Career summary

Details for Rail-Track Laying and Maintenance Equipment Operators


Description

Lay, repair, and maintain track for standard or narrow-gauge railroad equipment used in regular railroad service or in plant yards, quarries, sand and gravel pits, and mines. Includes ballast cleaning machine operators and road bed tamping machine operators.

Tasks

  • Patrol assigned track sections so that damaged or broken track can be located and reported.
  • Repair or adjust track switches, using wrenches and replacement parts.
  • Weld sections of track together, such as switch points and frogs.
  • Observe leveling indicator arms to verify levelness and alignment of tracks.
  • Operate single- or multiple-head spike driving machines to drive spikes into ties and secure rails.
  • Operate track-wrench machines to tighten or loosen bolts at joints that hold ends of rails together.
  • Cut rails to specified lengths, using rail saws.
  • Lubricate machines, change oil, or fill hydraulic reservoirs to specified levels.
  • Drill holes through rails, tie plates, or fishplates for insertion of bolts or spikes, using power drills.
  • Clean tracks or clear ice or snow from tracks or switch boxes.
  • Clean, grade, or level ballast on railroad tracks.
  • Raise rails, using hydraulic jacks, to allow for tie removal and replacement.
  • Adjust controls of machines that spread, shape, raise, level, or align track, according to specifications.
  • Dress and reshape worn or damaged railroad switch points or frogs, using portable power grinders.
  • Clean or make minor repairs to machines or equipment.
  • Grind ends of new or worn rails to attain smooth joints, using portable grinders.
  • Operate single- or multiple-head spike pullers to pull old spikes from ties.
  • String and attach wire-guidelines machine to rails so that tracks or rails can be aligned or leveled.
  • Engage mechanisms that lay tracks or rails to specified gauges.
  • Drive graders, tamping machines, brooms, or ballast spreading machines to redistribute gravel or ballast between rails.
  • Drive vehicles that automatically move and lay tracks or rails over sections of track to be constructed, repaired, or maintained.
  • Turn wheels of machines, using lever controls, to adjust guidelines for track alignments or grades, following specifications.
  • Push controls to close grasping devices on track or rail sections so that they can be raised or moved.
  • Operate tie-adzing machines to cut ties and permit insertion of fishplates that hold rails.
  • Paint railroad signs, such as speed limits or gate-crossing warnings.
  • Spray ties, fishplates, or joints with oil to protect them from weathering.

Interests

  • Realistic - Realistic occupations frequently involve work activities that include practical, hands-on problems and solutions. They often deal with plants, animals, and real-world materials like wood, tools, and machinery. Many of the occupations require working outside, and do not involve a lot of paperwork or working closely with others.

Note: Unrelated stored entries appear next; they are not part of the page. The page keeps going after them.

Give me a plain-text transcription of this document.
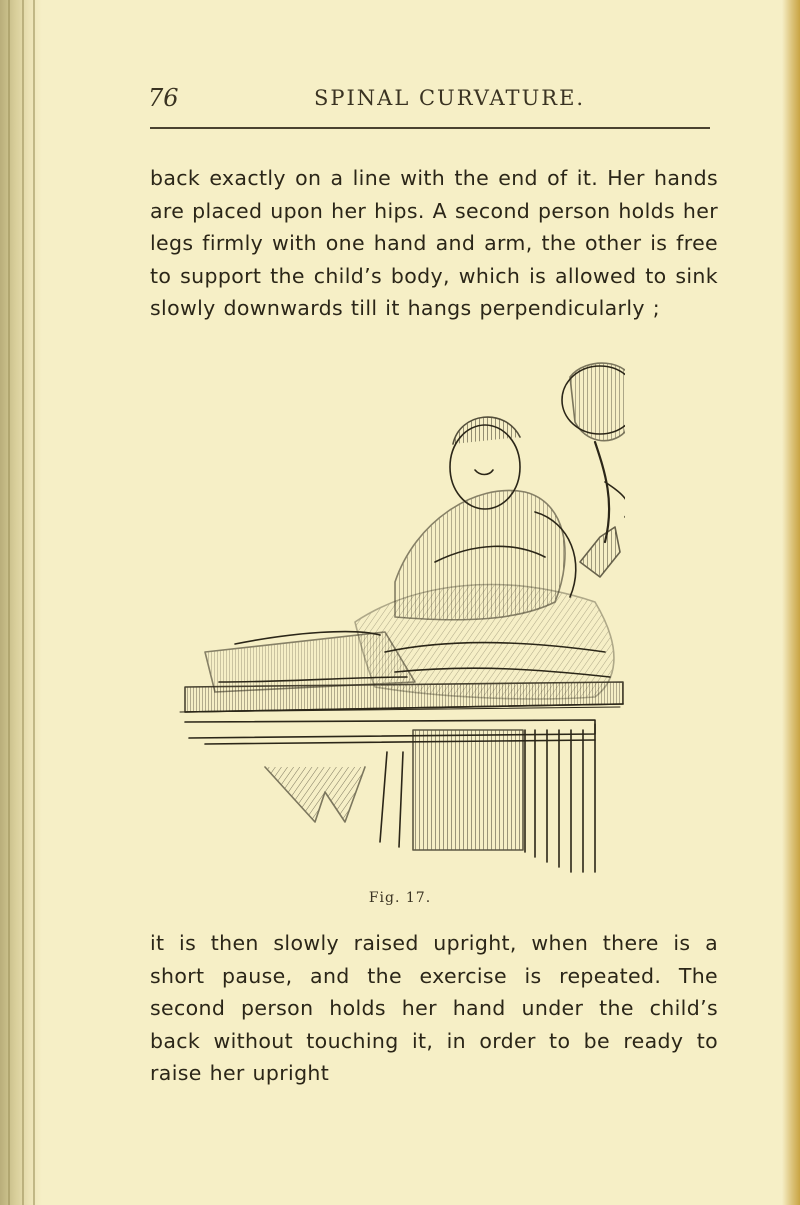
76	SPINAL CURVATURE.

back exactly on a line with the end of it. Her hands are placed upon her hips. A second person holds her legs firmly with one hand and arm, the other is free to support the child’s body, which is allowed to sink slowly downwards till it hangs perpendicularly ;

Fig. 17.

it is then slowly raised upright, when there is a short pause, and the exercise is repeated. The second person holds her hand under the child’s back without touching it, in order to be ready to raise her upright
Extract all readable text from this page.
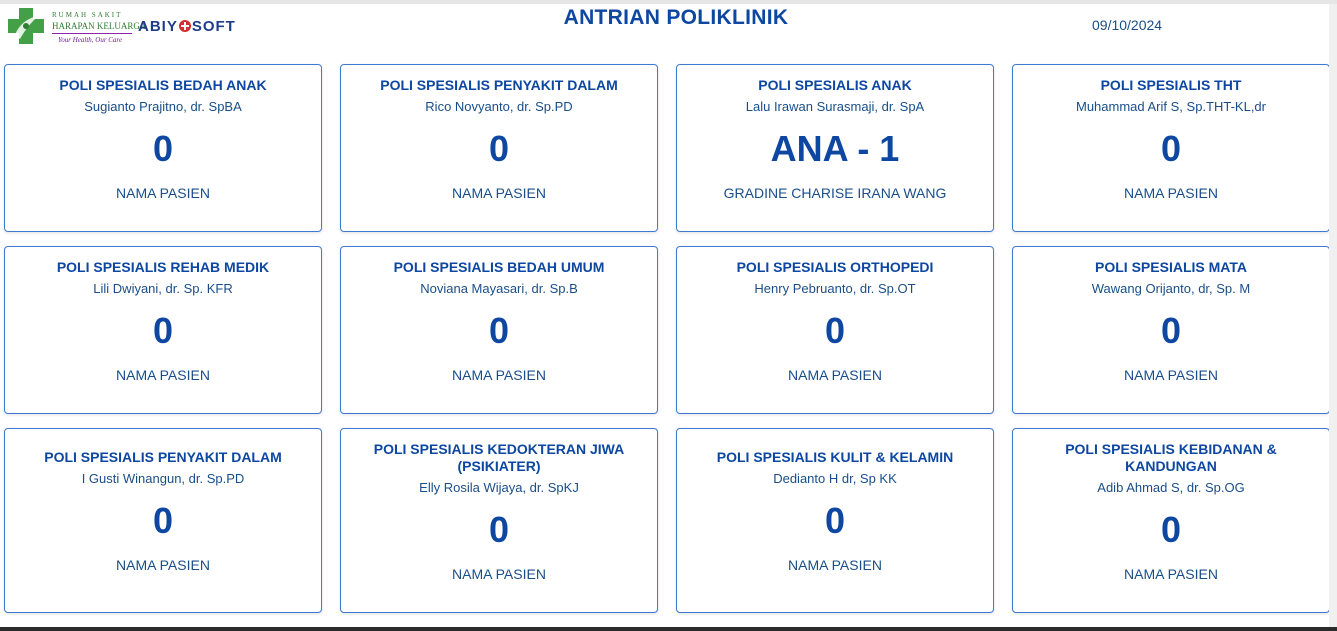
RUMAH SAKIT
HARAPAN KELUARGA
Your Health, Our Care
ABIY SOFT	ANTRIAN POLIKLINIK	09/10/2024
POLI SPESIALIS BEDAH ANAK
Sugianto Prajitno, dr. SpBA
0
NAMA PASIEN
POLI SPESIALIS PENYAKIT DALAM
Rico Novyanto, dr. Sp.PD
0
NAMA PASIEN
POLI SPESIALIS ANAK
Lalu Irawan Surasmaji, dr. SpA
ANA - 1
GRADINE CHARISE IRANA WANG
POLI SPESIALIS THT
Muhammad Arif S, Sp.THT-KL,dr
0
NAMA PASIEN
POLI SPESIALIS REHAB MEDIK
Lili Dwiyani, dr. Sp. KFR
0
NAMA PASIEN
POLI SPESIALIS BEDAH UMUM
Noviana Mayasari, dr. Sp.B
0
NAMA PASIEN
POLI SPESIALIS ORTHOPEDI
Henry Pebruanto, dr. Sp.OT
0
NAMA PASIEN
POLI SPESIALIS MATA
Wawang Orijanto, dr, Sp. M
0
NAMA PASIEN
POLI SPESIALIS PENYAKIT DALAM
I Gusti Winangun, dr. Sp.PD
0
NAMA PASIEN
POLI SPESIALIS KEDOKTERAN JIWA (PSIKIATER)
Elly Rosila Wijaya, dr. SpKJ
0
NAMA PASIEN
POLI SPESIALIS KULIT & KELAMIN
Dedianto H dr, Sp KK
0
NAMA PASIEN
POLI SPESIALIS KEBIDANAN & KANDUNGAN
Adib Ahmad S, dr. Sp.OG
0
NAMA PASIEN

Education, training, experience

  • Education - These occupations usually require a high school diploma.
  • Training - Employees in these occupations need anywhere from a few months to one year of working with experienced employees. A recognized apprenticeship program may be associated with these occupations.
  • Experience - Some previous work-related skill, knowledge, or experience is usually needed. For example, a teller would benefit from experience working directly with the public.

Knowledge

  • Mechanical - Knowledge of machines and tools, including their designs, uses, repair, and maintenance.
  • Building and Construction - Knowledge of materials, methods, and the tools involved in the construction or repair of houses, buildings, or other structures such as highways and roads.